Reflective Practice for Students
When I taught, I used reflective practice as an intrapersonal activity and had students write quietly in their journals. They could write about what went well or badly that week, but I really wanted to hear about why they thought that way and how they would use that experience to their advantage. I would then read the journals and provide some notes of encouragement or opportunities to open up dialogue. The main outcomes I wanted them to be able to achieve were to
- build confidence in English writing in a less formal manner,
- problem solve to create a better outcome, and
- stay focused on their goals.
Some students loved the activity while others did it because they were asked to. Some days I took it personally that they weren’t as into it as I wanted them to be; those were my bad days, but looking back now, I didn’t take a moment to do reflective practice for myself. I guess it was more do as I say not as I do.
Reflective Practice for Educators
When I started my master’s of education program last fall, the first article I had to read was all about reflective practice for educators. I was immediately hooked to the article and I highlighted sections, made margin notes, and posed questions on every page. Although the article is geared toward Early Childhood Educators, the theory and premise stands for any educator in any field. The article by Leeson (2010) illustrated how important it is for educators to have a reflective practice and not just in isolation, but in a team setting. Leeson (2010) states that by engaging in reflective practice, educators are able to
- build confidence in their practice,
- be more flexible and adaptable in diverse settings, and
- enhance creativity.
These outcomes made complete sense to me, and it’s naturally what I and many other educators strive to do in our profession. Leeson (2010) provides educators with multiple ways to engage in this practice:
- independent journaling;
- journaling at first, the problem solving independently, and bringing the solutions to a team; or
- storytelling in a team setting and problem solving together.

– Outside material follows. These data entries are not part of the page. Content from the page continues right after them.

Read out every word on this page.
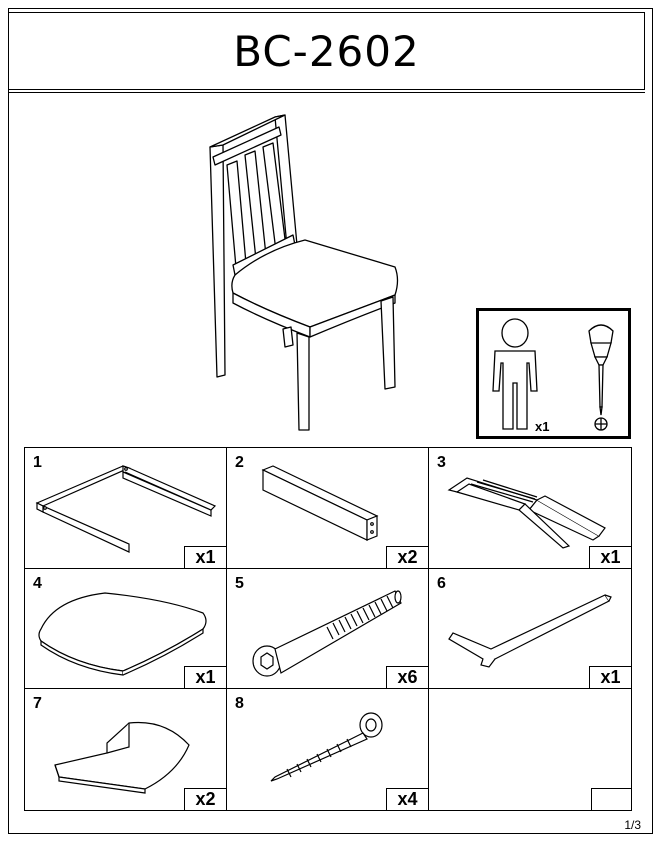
BC-2602
x1
1
x1
2
x2
3
x1
4
x1
5
x6
6
x1
7
x2
8
x4
1/3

In my current position, I am privileged to be able to work in a team setting and have a manager who encourages this type of practice. Because I work one-to-one with students, my job can be very isolating because only the student and I know how the session went. However, there are many days that I am grateful to be able to walk in the office and say “that appointment was rough and I’m not sure if I did my best”. We educators can be pretty tough on ourselves and having a reflective practice team can help us realize what we did well and how we can build our confidence and skill set to enhance the next experience.
Do you have a reflective practice? If so, why did you start and how do you practice?
Leeson, C. (2010). In praise of reflective practice. In J. Willan, R. Parker-Reese, & J. Savage (Eds.), Early Childhood Studies. Exeter, England: Learning Matters.